CONV-1: 20 filters, 5x5, stride-1

POOL-1: 2x2, stride-2

CONV-2: 10 filters, 5x5, stride-1

POOL-2: 2x2, stride-2

DENSE-3: size-20

DENSE-4: size-???

### Activations

We will be using the "Glorot Uniform" initialization scheme for all of our layers' weights (the biases will be 0, which is the default). If you would like to read more about how Xavier Glorot explains the rationalization behind these weight initializations, look here for [his paper written with Yoshua Bengio](http://proceedings.mlr.press/v9/glorot10a/glorot10a.pdf).

This initialization scheme takes an additional "gain parameter", which will be $\sqrt{2}$ for us. Use the following syntax for specifying this gain:

```python
from mynn.initializers.glorot_uniform import glorot_uniform

gain = {'gain': np.sqrt(2)}

# E.g. initializing a dense layer with glorot-uniform initialization
# and a gain of root-2
dense(250, 20, 
      weight_initializer=glorot_uniform, 
      weight_kwargs=gain)
```

In [None]:
from mynn.layers.conv import conv
from mynn.layers.dense import dense
from mynn.layers.dropout import dropout
from mynn.activations.relu import relu
from mynn.initializers.glorot_uniform import glorot_uniform
from mygrad.nnet.layers import max_pool
from mygrad.nnet.losses import softmax_crossentropy

In [None]:
# Define your `Model`-MyNN class for the architecture prescribed above.

# STUDENT CODE HERE

Initialize the SGD-optimizer. We will be adding a new feature to our update method, known as ["momentum"](https://en.wikipedia.org/wiki/Stochastic_gradient_descent#Momentum). The following is a sensible configuration for the optimizer:

```python
SGD(<your model parameters>, learning_rate=0.01, momentum=0.9, weight_decay=5e-04)
```

In [None]:
# Import SGD and initialize it as described above
# Also initialize your model
# STUDENT CODE HERE

In [None]:
plotter, fig, ax = create_plot(["loss", "accuracy"])

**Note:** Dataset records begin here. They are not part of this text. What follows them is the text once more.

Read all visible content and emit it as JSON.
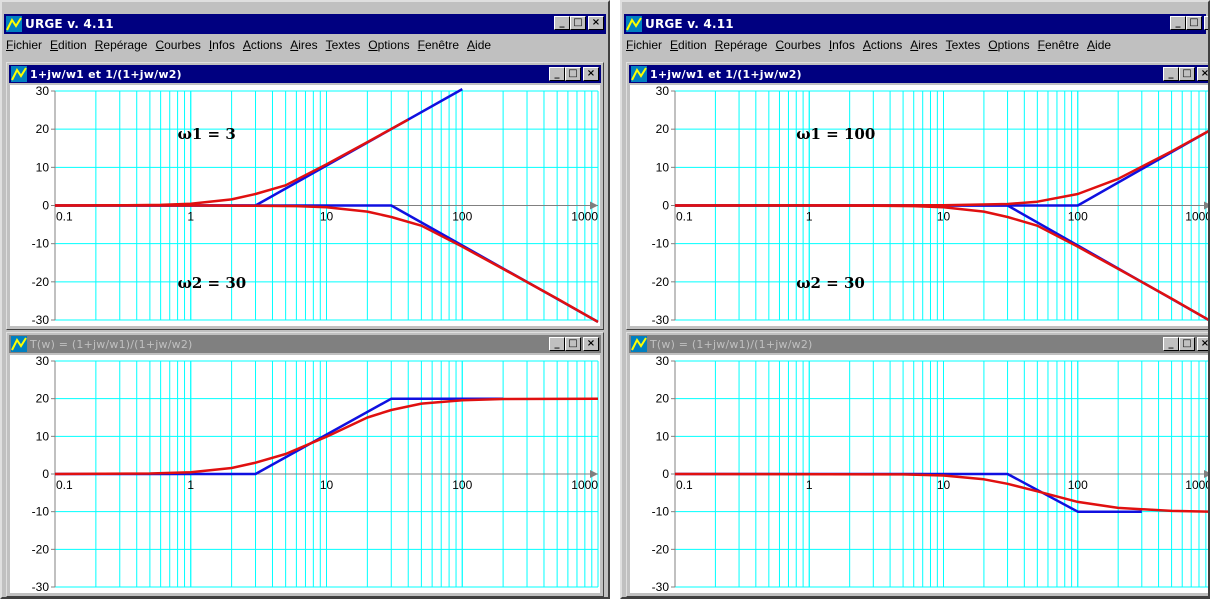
{
  "colors": {
    "grid": "#00ffff",
    "asymptote": "#1010e0",
    "exact": "#e01010",
    "titlebar_active": "#000080",
    "titlebar_inactive": "#808080"
  },
  "windows": [
    {
      "app_title": "URGE v. 4.11",
      "menu": [
        "Fichier",
        "Edition",
        "Repérage",
        "Courbes",
        "Infos",
        "Actions",
        "Aires",
        "Textes",
        "Options",
        "Fenêtre",
        "Aide"
      ],
      "plots": [
        {
          "title": "1+jw/w1 et 1/(1+jw/w2)",
          "active": true,
          "annotations": [
            {
              "text": "ω1 = 3",
              "x": 0.8,
              "y": 19
            },
            {
              "text": "ω2 = 30",
              "x": 0.8,
              "y": -20
            }
          ],
          "chart_data": {
            "type": "line",
            "x_scale": "log",
            "xlim": [
              0.1,
              1000
            ],
            "ylim": [
              -30,
              30
            ],
            "x_ticks": [
              "0.1",
              "1",
              "10",
              "100",
              "1000"
            ],
            "y_ticks": [
              "30",
              "20",
              "10",
              "0",
              "-10",
              "-20",
              "-30"
            ],
            "grid": true,
            "series": [
              {
                "color": "asymptote",
                "points": [
                  [
                    0.1,
                    0
                  ],
                  [
                    3,
                    0
                  ],
                  [
                    100,
                    30.5
                  ]
                ]
              },
              {
                "color": "asymptote",
                "points": [
                  [
                    0.1,
                    0
                  ],
                  [
                    30,
                    0
                  ],
                  [
                    1000,
                    -30.5
                  ]
                ]
              },
              {
                "color": "exact",
                "points": [
                  [
                    0.1,
                    0
                  ],
                  [
                    0.3,
                    0.04
                  ],
                  [
                    0.6,
                    0.17
                  ],
                  [
                    1,
                    0.46
                  ],
                  [
                    2,
                    1.6
                  ],
                  [
                    3,
                    3.0
                  ],
                  [
                    5,
                    5.3
                  ],
                  [
                    10,
                    10.8
                  ],
                  [
                    20,
                    16.6
                  ],
                  [
                    40,
                    22.5
                  ]
                ]
              },
              {
                "color": "exact",
                "points": [
                  [
                    0.1,
                    0
                  ],
                  [
                    1,
                    -0.005
                  ],
                  [
                    3,
                    -0.04
                  ],
                  [
                    6,
                    -0.17
                  ],
                  [
                    10,
                    -0.46
                  ],
                  [
                    20,
                    -1.6
                  ],
                  [
                    30,
                    -3.0
                  ],
                  [
                    50,
                    -5.3
                  ],
                  [
                    100,
                    -10.8
                  ],
                  [
                    200,
                    -16.6
                  ],
                  [
                    500,
                    -24.4
                  ],
                  [
                    1000,
                    -30.5
                  ]
                ]
              }
            ]
          }
        },
        {
          "title": "T(w) = (1+jw/w1)/(1+jw/w2)",
          "active": false,
          "annotations": [],
          "chart_data": {
            "type": "line",
            "x_scale": "log",
            "xlim": [
              0.1,
              1000
            ],
            "ylim": [
              -30,
              30
            ],
            "x_ticks": [
              "0.1",
              "1",
              "10",
              "100",
              "1000"
            ],
            "y_ticks": [
              "30",
              "20",
              "10",
              "0",
              "-10",
              "-20",
              "-30"
            ],
            "grid": true,
            "series": [
              {
                "color": "asymptote",
                "points": [
                  [
                    0.1,
                    0
                  ],
                  [
                    3,
                    0
                  ],
                  [
                    30,
                    20
                  ],
                  [
                    200,
                    20
                  ]
                ]
              },
              {
                "color": "exact",
                "points": [
                  [
                    0.1,
                    0
                  ],
                  [
                    0.5,
                    0.12
                  ],
                  [
                    1,
                    0.46
                  ],
                  [
                    2,
                    1.6
                  ],
                  [
                    3,
                    3.0
                  ],
                  [
                    5,
                    5.3
                  ],
                  [
                    10,
                    9.9
                  ],
                  [
                    20,
                    15.0
                  ],
                  [
                    30,
                    17.0
                  ],
                  [
                    50,
                    18.7
                  ],
                  [
                    100,
                    19.6
                  ],
                  [
                    200,
                    19.9
                  ],
                  [
                    1000,
                    20
                  ]
                ]
              }
            ]
          }
        }
      ]
    },
    {
      "app_title": "URGE v. 4.11",
      "menu": [
        "Fichier",
        "Edition",
        "Repérage",
        "Courbes",
        "Infos",
        "Actions",
        "Aires",
        "Textes",
        "Options",
        "Fenêtre",
        "Aide"
      ],
      "plots": [
        {
          "title": "1+jw/w1 et 1/(1+jw/w2)",
          "active": true,
          "annotations": [
            {
              "text": "ω1 = 100",
              "x": 0.8,
              "y": 19
            },
            {
              "text": "ω2 = 30",
              "x": 0.8,
              "y": -20
            }
          ],
          "chart_data": {
            "type": "line",
            "x_scale": "log",
            "xlim": [
              0.1,
              1000
            ],
            "ylim": [
              -30,
              30
            ],
            "x_ticks": [
              "0.1",
              "1",
              "10",
              "100",
              "1000"
            ],
            "y_ticks": [
              "30",
              "20",
              "10",
              "0",
              "-10",
              "-20",
              "-30"
            ],
            "grid": true,
            "series": [
              {
                "color": "asymptote",
                "points": [
                  [
                    0.1,
                    0
                  ],
                  [
                    100,
                    0
                  ],
                  [
                    1000,
                    20
                  ]
                ]
              },
              {
                "color": "asymptote",
                "points": [
                  [
                    0.1,
                    0
                  ],
                  [
                    30,
                    0
                  ],
                  [
                    1000,
                    -30.5
                  ]
                ]
              },
              {
                "color": "exact",
                "points": [
                  [
                    0.1,
                    0
                  ],
                  [
                    10,
                    0.04
                  ],
                  [
                    30,
                    0.4
                  ],
                  [
                    50,
                    1.0
                  ],
                  [
                    100,
                    3.0
                  ],
                  [
                    200,
                    7.0
                  ],
                  [
                    500,
                    14.2
                  ],
                  [
                    1000,
                    20
                  ]
                ]
              },
              {
                "color": "exact",
                "points": [
                  [
                    0.1,
                    0
                  ],
                  [
                    1,
                    -0.005
                  ],
                  [
                    3,
                    -0.04
                  ],
                  [
                    6,
                    -0.17
                  ],
                  [
                    10,
                    -0.46
                  ],
                  [
                    20,
                    -1.6
                  ],
                  [
                    30,
                    -3.0
                  ],
                  [
                    50,
                    -5.3
                  ],
                  [
                    100,
                    -10.8
                  ],
                  [
                    200,
                    -16.6
                  ],
                  [
                    500,
                    -24.4
                  ],
                  [
                    1000,
                    -30.5
                  ]
                ]
              }
            ]
          }
        },
        {
          "title": "T(w) = (1+jw/w1)/(1+jw/w2)",
          "active": false,
          "annotations": [],
          "chart_data": {
            "type": "line",
            "x_scale": "log",
            "xlim": [
              0.1,
              1000
            ],
            "ylim": [
              -30,
              30
            ],
            "x_ticks": [
              "0.1",
              "1",
              "10",
              "100",
              "1000"
            ],
            "y_ticks": [
              "30",
              "20",
              "10",
              "0",
              "-10",
              "-20",
              "-30"
            ],
            "grid": true,
            "series": [
              {
                "color": "asymptote",
                "points": [
                  [
                    0.1,
                    0
                  ],
                  [
                    30,
                    0
                  ],
                  [
                    100,
                    -10
                  ],
                  [
                    300,
                    -10
                  ]
                ]
              },
              {
                "color": "exact",
                "points": [
                  [
                    0.1,
                    0
                  ],
                  [
                    5,
                    -0.1
                  ],
                  [
                    10,
                    -0.4
                  ],
                  [
                    20,
                    -1.4
                  ],
                  [
                    30,
                    -2.6
                  ],
                  [
                    50,
                    -4.6
                  ],
                  [
                    100,
                    -7.4
                  ],
                  [
                    200,
                    -9.0
                  ],
                  [
                    500,
                    -9.8
                  ],
                  [
                    1000,
                    -10
                  ]
                ]
              }
            ]
          }
        }
      ]
    }
  ]
}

Using a batch-size of 100, train your convolutional neural network. Try running through 3 epochs of your data - this may take a while. Plot training-loss and training accuracy, via noggin, for each batch. After each epoch, measure the *test* accuracy of your model on the entire test set - do not perform backprop for this stage. You should find that your network gets excellent performance.

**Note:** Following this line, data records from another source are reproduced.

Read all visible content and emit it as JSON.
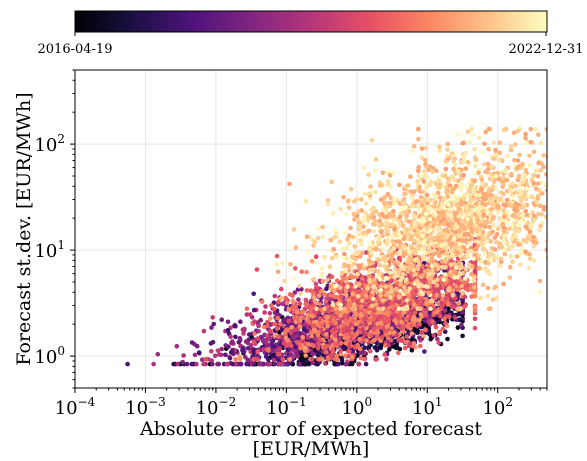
{
  "chart_data": {
    "type": "scatter",
    "title": "",
    "xlabel": [
      "Absolute error of expected forecast",
      "[EUR/MWh]"
    ],
    "ylabel": "Forecast st.dev.  [EUR/MWh]",
    "x_scale": "log",
    "y_scale": "log",
    "xlim": [
      0.0001,
      500
    ],
    "ylim": [
      0.5,
      500
    ],
    "x_ticks": [
      {
        "value": 0.0001,
        "base": "10",
        "exp": "−4"
      },
      {
        "value": 0.001,
        "base": "10",
        "exp": "−3"
      },
      {
        "value": 0.01,
        "base": "10",
        "exp": "−2"
      },
      {
        "value": 0.1,
        "base": "10",
        "exp": "−1"
      },
      {
        "value": 1,
        "base": "10",
        "exp": "0"
      },
      {
        "value": 10,
        "base": "10",
        "exp": "1"
      },
      {
        "value": 100,
        "base": "10",
        "exp": "2"
      }
    ],
    "y_ticks": [
      {
        "value": 1,
        "base": "10",
        "exp": "0"
      },
      {
        "value": 10,
        "base": "10",
        "exp": "1"
      },
      {
        "value": 100,
        "base": "10",
        "exp": "2"
      }
    ],
    "grid": true,
    "colormap": "magma",
    "colorbar": {
      "position": "top",
      "min_label": "2016-04-19",
      "max_label": "2022-12-31",
      "stops": [
        "#000004",
        "#1c1044",
        "#4f127b",
        "#812581",
        "#b5367a",
        "#e55064",
        "#fb8761",
        "#fec287",
        "#fcfdbf"
      ]
    },
    "series_description": {
      "color_variable": "forecast date",
      "clusters": [
        {
          "period_fraction": [
            0.0,
            0.2
          ],
          "x_range": [
            0.005,
            20
          ],
          "y_range": [
            0.9,
            3
          ]
        },
        {
          "period_fraction": [
            0.2,
            0.55
          ],
          "x_range": [
            0.001,
            20
          ],
          "y_range": [
            0.9,
            6
          ]
        },
        {
          "period_fraction": [
            0.55,
            0.8
          ],
          "x_range": [
            0.01,
            30
          ],
          "y_range": [
            1,
            10
          ]
        },
        {
          "period_fraction": [
            0.8,
            1.0
          ],
          "x_range": [
            0.05,
            400
          ],
          "y_range": [
            3,
            110
          ]
        }
      ]
    }
  }
}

Reference the cifar-10 (solution) notebook for guidance on this.

In [None]:
# STUDENT CODE HERE

Referencing the matplotlib code at the top of the notebook, visualize some images and check your model's predictions for them.

Also, use your model and the truth data to find images that the model *fails* to get right - plot some of these fail cases.